Non è facile ricostruire gli spostamenti di Gerardo nella regione padana: forse ricevette l’incarico a Novara e si diresse a est, visto che il suo primo atto da legato a noi noto fu rilasciato a Trezzo sull’Adda (19 aprile 1211) in favore degli umiliati. Da Trezzo tornò verso Novara, ove il 29 aprile ordinò al notaio Guala Muricola di mettere per iscritto le testimonianze prodotte dal preposito della chiesa di Rivalta, nella causa con l’abate di Fruttuaria in merito alla giurisdizione sulla chiesa di S. Maria di Becetto. Si spostò poi verso Milano, ove – morto da poco l’arcivescovo e cardinale Uberto II da Pirovano e in assenza di un accordo per la successione da parte del capitolo – fu, secondo una tradizione localmente radicata, eletto arcivescovo (4 maggio). Se anche l’elezione ci fu, né Gerardo nelle sue intitulationes né il papa vi fecero mai cenno, segno che non fu ritenuta valida.

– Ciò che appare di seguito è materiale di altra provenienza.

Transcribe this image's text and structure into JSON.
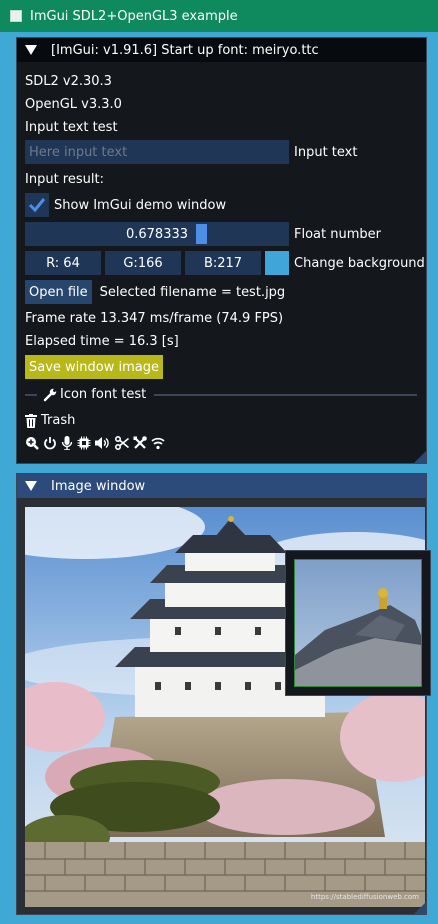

Nelle successive tappe della legazione, il 7 giugno 1211 stando a Cremona – con Sicardo e l’abate del monastero di Chiaravalle della Colomba (Piacenza) – Gerardo provvide all’elezione del vescovo di Ferrara (sede vacante dalla morte del canonista Uguccione, 20 aprile 1210); ma per i contrasti tra le fazioni cittadine (sullo sfondo c’era la contesa per il trono imperiale) e per il rifiuto del designato (Giordano Forzatè) la sede rimase scoperta sino al 1212. Nell’itinerario verso Bologna (giugno-luglio 1211), Gerardo e Sicardo (accompagnati tra gli altri dal decretorum doctor Grazia, futuro arcidiacono di Bologna e vescovo di Parma, e dal dominus Prevestino de Sesso di Reggio, forse un congiunto di Gerardo) furono bloccati a Modena da un’ambasciata bolognese e pregati di non recarsi a Bologna, per evitare l’insorgere di contrasti tra i sostenitori di Ottone IV e quelli di Azzo d’Este, favorevole a Federico II e a sua volta sostenuto da Sicardo e dal legato. Contestualmente Gerardo ricevette una lettera dal papa perché dissuadesse il Comune di Bologna dall’appoggiare Ottone IV (minacciando le pene ecclesiastiche e il trasferimento dell’Università) e intervenne (8 giugno) a Parma, anch’essa schierata con Ottone IV, ma nell’occasione passata al fronte federiciano, ove arbitrò nella lite tra il vescovo Obizzo Fieschi e il capitolo circa il lascito (anche librario) di Alberto Fieschi.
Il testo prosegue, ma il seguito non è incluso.